The report further revealed that during its Universal Periodic Review (UPR) at the United Nations Human Rights Council (UNHRC), several States made recommendations that Eswatini should take steps to decriminalise same-sex conduct, and to adopt legislation to give effect to LGBTQI+ rights.
Meanwhile, the report indicated that Reporters Without Borders, in its 2022 World Press Freedom Index ranked Eswatini 131 out of 180 countries, alleging that the country prevented journalists from working freely and independently by maintaining total control over the broadcast media, infiltrating the newsroom, and spying on, arresting and harassing journalists.
Furthermore, women in Eswatini have been found to be under-represented in leadership and decision-making positions in both public and private sectors. This was despite the provisions of the 2018 Election of Women Act, and the constitutional requirement of 30 per cent representation quotas for women and marginalised groups in Parliament.
According to Human Rights Watch, Eswatini has yet to ratify the Protocol of the African Charter on Human and Peoples’ Rights on the Rights of Women in Africa, which provided, among other things, for the protection of women from harmful practices.

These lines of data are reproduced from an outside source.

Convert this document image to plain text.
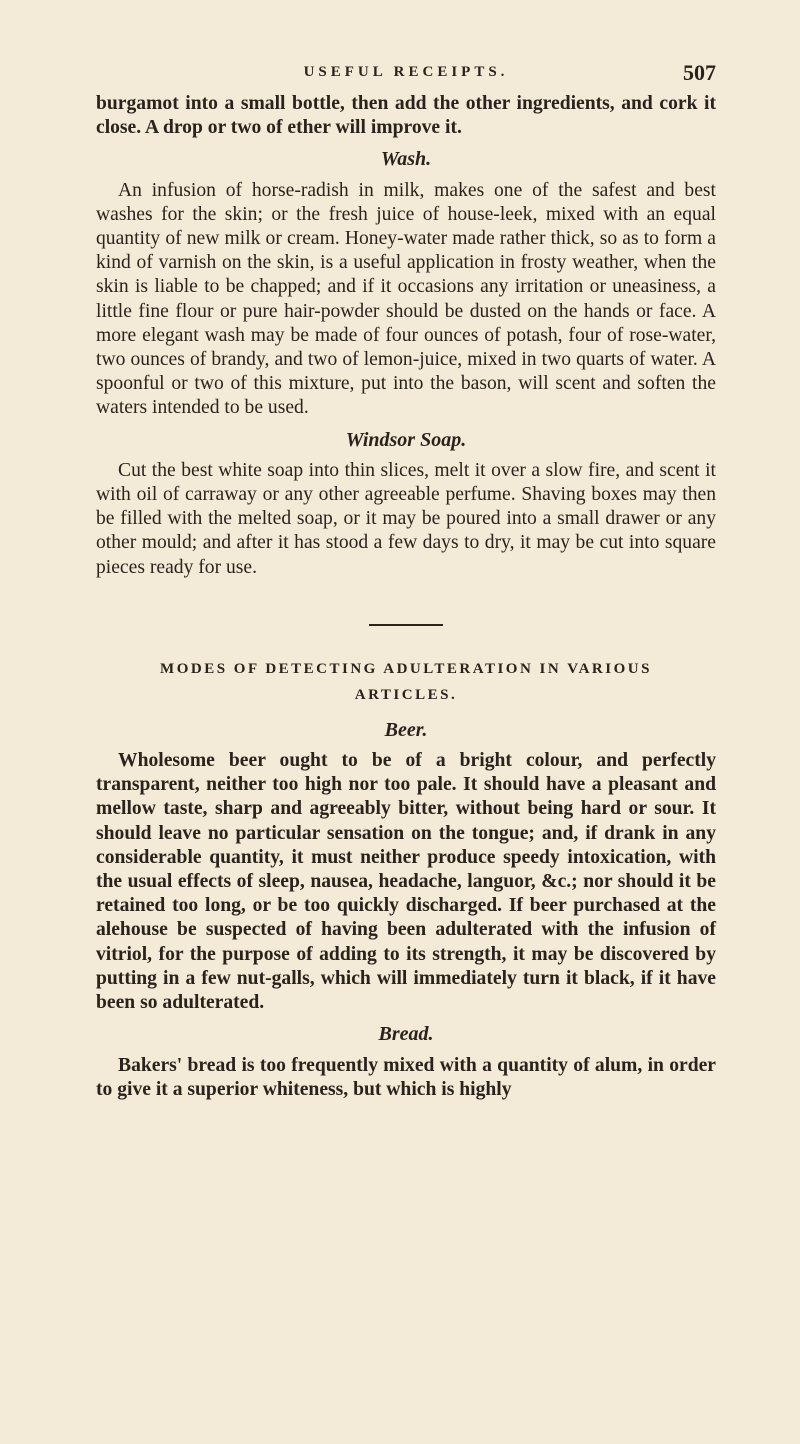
USEFUL RECEIPTS.	507

burgamot into a small bottle, then add the other ingredients, and cork it close. A drop or two of ether will improve it.

Wash.

An infusion of horse-radish in milk, makes one of the safest and best washes for the skin; or the fresh juice of house-leek, mixed with an equal quantity of new milk or cream. Honey-water made rather thick, so as to form a kind of varnish on the skin, is a useful application in frosty weather, when the skin is liable to be chapped; and if it occasions any irritation or uneasiness, a little fine flour or pure hair-powder should be dusted on the hands or face. A more elegant wash may be made of four ounces of potash, four of rose-water, two ounces of brandy, and two of lemon-juice, mixed in two quarts of water. A spoonful or two of this mixture, put into the bason, will scent and soften the waters intended to be used.

Windsor Soap.

Cut the best white soap into thin slices, melt it over a slow fire, and scent it with oil of carraway or any other agreeable perfume. Shaving boxes may then be filled with the melted soap, or it may be poured into a small drawer or any other mould; and after it has stood a few days to dry, it may be cut into square pieces ready for use.

MODES OF DETECTING ADULTERATION IN VARIOUS
ARTICLES.
Beer.

Wholesome beer ought to be of a bright colour, and perfectly transparent, neither too high nor too pale. It should have a pleasant and mellow taste, sharp and agreeably bitter, without being hard or sour. It should leave no particular sensation on the tongue; and, if drank in any considerable quantity, it must neither produce speedy intoxication, with the usual effects of sleep, nausea, headache, languor, &c.; nor should it be retained too long, or be too quickly discharged. If beer purchased at the alehouse be suspected of having been adulterated with the infusion of vitriol, for the purpose of adding to its strength, it may be discovered by putting in a few nut-galls, which will immediately turn it black, if it have been so adulterated.

Bread.

Bakers' bread is too frequently mixed with a quantity of alum, in order to give it a superior whiteness, but which is highly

“Eswatini has a dual legal system, whereby the common law, based on Roman Dutch Law, operates side-by-side with unwritten customary laws under which women are treated as dependents of their fathers, husbands, and traditional chiefs,” reads the report.
Human Rights Watch has also stated that government proposed two notable Bills to Parliament, which are the Marriages Bill and the Matrimonial Properties Bill, which seek to address some of those inconsistencies.
The proposed Bills include provisions to abolish marital power held by husbands over their wives’ ability to contract and to litigate, as well as provisions for the equitable distribution and equal access of spouses to matrimonial property.